Machine Learning Seminar Series with Yongxin Chen (Georgia Institute of Technology)
Fast Sampling of Diffusion Models
Diffusion models are a class of generative models that have led to the recent revolution of AI content generation, chief among which is the text-to-image application (e.g., DALLE2, Imagen, Stable diffusion, etc). Compared with other generative modeling techniques such as GANs, diffusion models achieve the best performance in terms of sample/image quality. However, the time consumption to generate a sample is considerably higher (typically several orders of magnitude more expensive than GANs). Diffusion models are built on the key idea of bridging a simple (Gaussian) distribution and a target distribution with a proper diffusion process modeled by a stochastic differential equation, and one needs to solve this stochastic differential equation through discretization to generate a new sample, incurring a high computational cost. In this talk, I will present three methods we proposed to accelerate the sampling of a diffusion model. The first method unifies the diffusion model and the normalizing flow, termed diffusion normalizing flow (DiffFlow), for generative modeling, by making the predefined forward process in diffusion models trainable. It is closely related to the Schrodinger bridge problem. In the second method, we develop an efficient algorithm to solve the learned backward process by leveraging certain structures of it. The resulting algorithm, termed diffusion exponential integrator sampler (DEIS), is currently the most efficient sampling algorithm for diffusion models (DEIS can generate high quality samples within 10 NFEs). In the last method, we consider the task of large content generation where the training data is limited. Our method, termed DiffCollage, makes it possible to efficiently generate large content using diffusion models trained on generating pieces of the large content.

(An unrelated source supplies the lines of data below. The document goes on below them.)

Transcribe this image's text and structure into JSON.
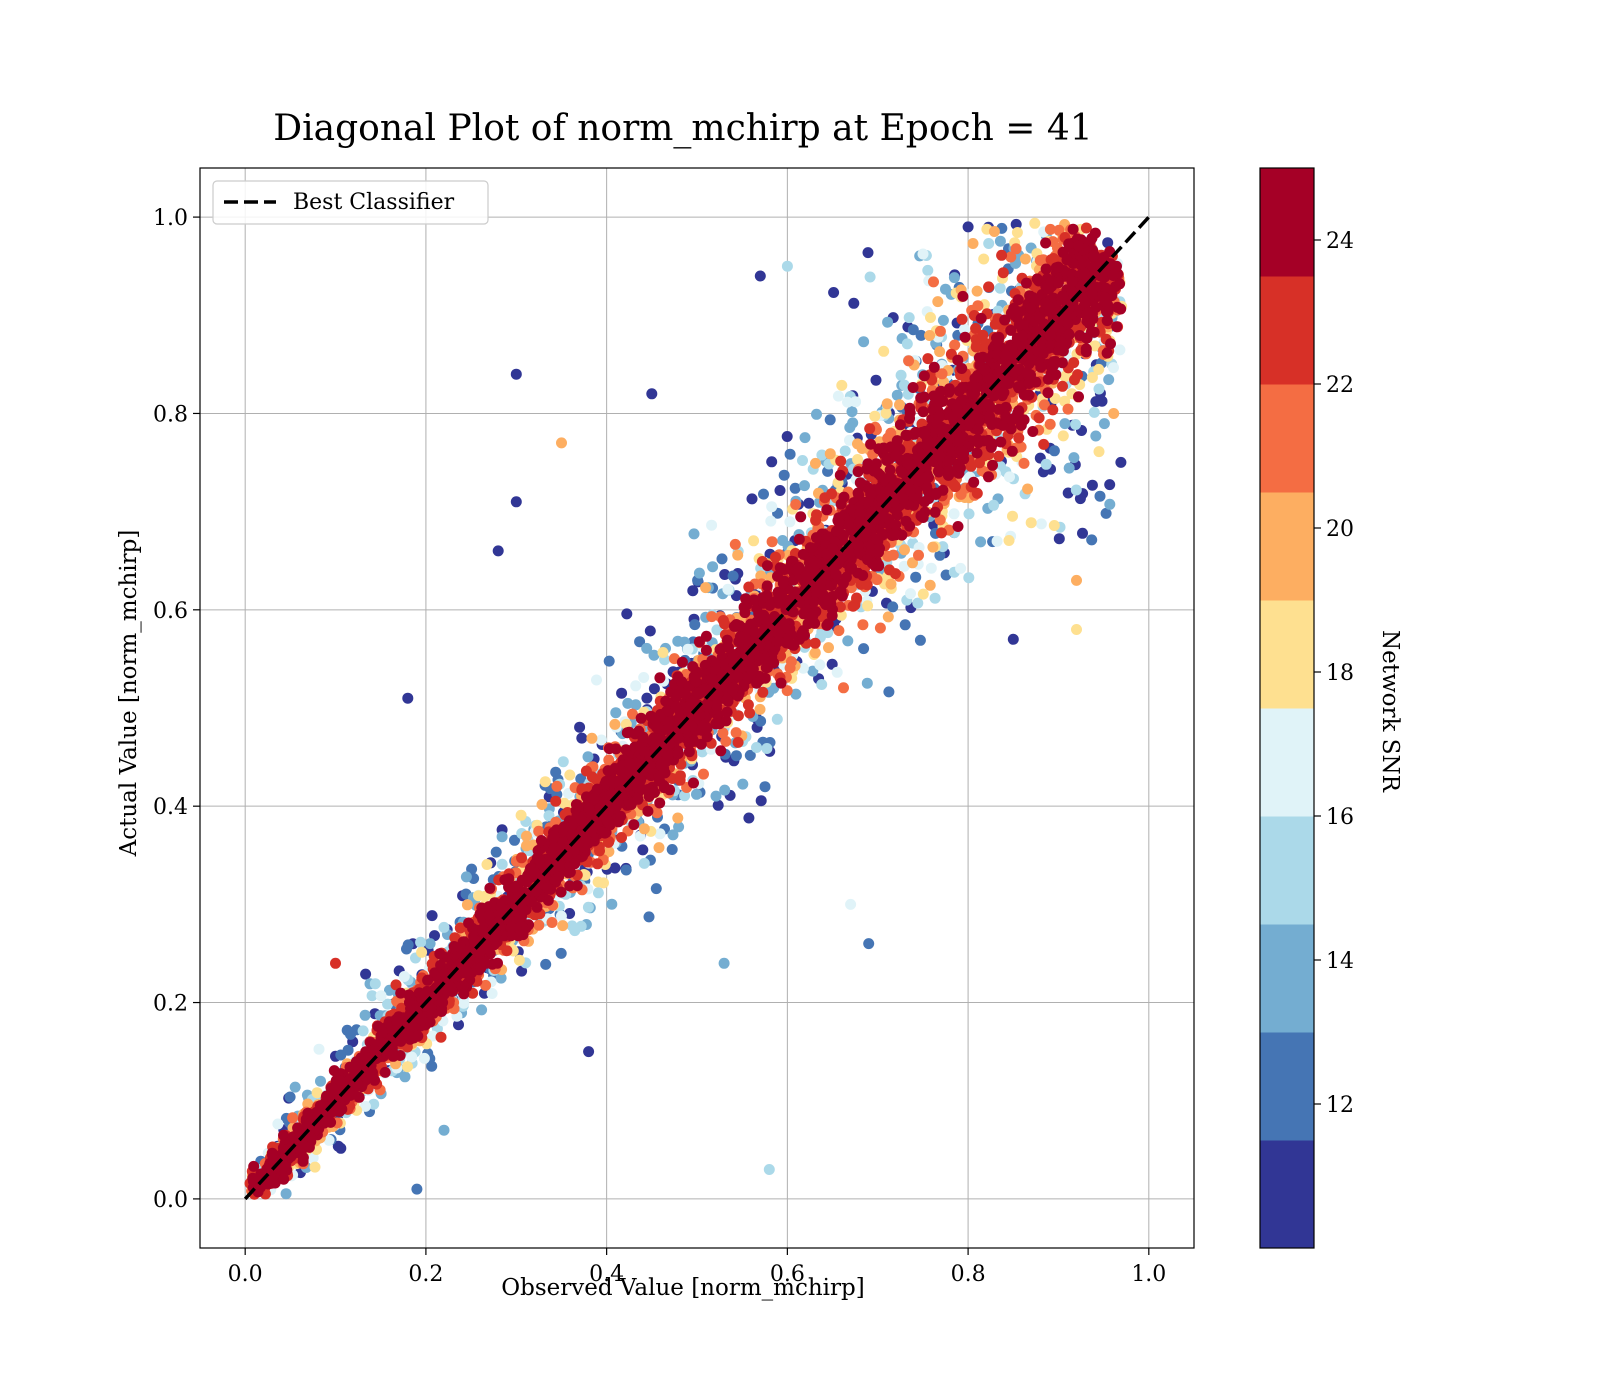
{
  "chart_data": {
    "type": "scatter",
    "title": "Diagonal Plot of norm_mchirp at Epoch = 41",
    "xlabel": "Observed Value [norm_mchirp]",
    "ylabel": "Actual Value [norm_mchirp]",
    "xlim": [
      -0.05,
      1.05
    ],
    "ylim": [
      -0.05,
      1.05
    ],
    "x_ticks": [
      "0.0",
      "0.2",
      "0.4",
      "0.6",
      "0.8",
      "1.0"
    ],
    "y_ticks": [
      "0.0",
      "0.2",
      "0.4",
      "0.6",
      "0.8",
      "1.0"
    ],
    "grid": true,
    "legend": {
      "position": "top-left",
      "entries": [
        "Best Classifier"
      ]
    },
    "reference_line": {
      "name": "Best Classifier",
      "style": "dashed",
      "color": "#000000",
      "points": [
        [
          0,
          0
        ],
        [
          1,
          1
        ]
      ]
    },
    "colorbar": {
      "label": "Network SNR",
      "range": [
        10,
        25
      ],
      "ticks": [
        "12",
        "14",
        "16",
        "18",
        "20",
        "22",
        "24"
      ],
      "bins": 10,
      "colors": [
        "#313695",
        "#4575b4",
        "#74add1",
        "#abd9e9",
        "#e0f3f8",
        "#fee090",
        "#fdae61",
        "#f46d43",
        "#d73027",
        "#a50026"
      ]
    },
    "point_cloud": {
      "description_x_range": [
        0.0,
        0.96
      ],
      "spread": "increases with value; high-SNR points (~24) cluster tightly along diagonal, low-SNR points (~10-14) scatter widely",
      "sample_outliers": [
        {
          "x": 0.3,
          "y": 0.84,
          "snr": 10.5
        },
        {
          "x": 0.45,
          "y": 0.82,
          "snr": 10.5
        },
        {
          "x": 0.35,
          "y": 0.77,
          "snr": 19.5
        },
        {
          "x": 0.3,
          "y": 0.71,
          "snr": 10.5
        },
        {
          "x": 0.18,
          "y": 0.51,
          "snr": 10.5
        },
        {
          "x": 0.58,
          "y": 0.03,
          "snr": 15.0
        },
        {
          "x": 0.69,
          "y": 0.26,
          "snr": 12.0
        },
        {
          "x": 0.85,
          "y": 0.57,
          "snr": 10.5
        },
        {
          "x": 0.92,
          "y": 0.58,
          "snr": 18.5
        },
        {
          "x": 0.92,
          "y": 0.63,
          "snr": 20.0
        },
        {
          "x": 0.1,
          "y": 0.24,
          "snr": 23.0
        },
        {
          "x": 0.38,
          "y": 0.15,
          "snr": 10.5
        },
        {
          "x": 0.19,
          "y": 0.01,
          "snr": 12.0
        },
        {
          "x": 0.57,
          "y": 0.94,
          "snr": 11.0
        },
        {
          "x": 0.6,
          "y": 0.95,
          "snr": 15.0
        },
        {
          "x": 0.8,
          "y": 0.99,
          "snr": 10.5
        },
        {
          "x": 0.28,
          "y": 0.66,
          "snr": 10.5
        },
        {
          "x": 0.67,
          "y": 0.3,
          "snr": 16.5
        },
        {
          "x": 0.53,
          "y": 0.24,
          "snr": 13.0
        },
        {
          "x": 0.22,
          "y": 0.07,
          "snr": 13.0
        }
      ]
    }
  }
}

Yongxin Chen received his BSc from Shanghai Jiao Tong University in 2011 and Ph.D. from University of Minnesota in 2016, both in Mechanical Engineering. He is currently an Assistant Professor in the School of Aerospace Engineering at Georgia Institute of Technology. He received the George S. Axelby Best Paper Award in 2017, the NSF Faculty Early Career Development Program (CAREER) Award in 2020, the A.V. `Bal' Balakrishnan Award in 2021, and the Donald P. Eckman Award in 2022. His current research interests are in the areas of control theory, machine learning, optimization, and robotics. He enjoys developing new algorithms and theoretical frameworks for real world applications.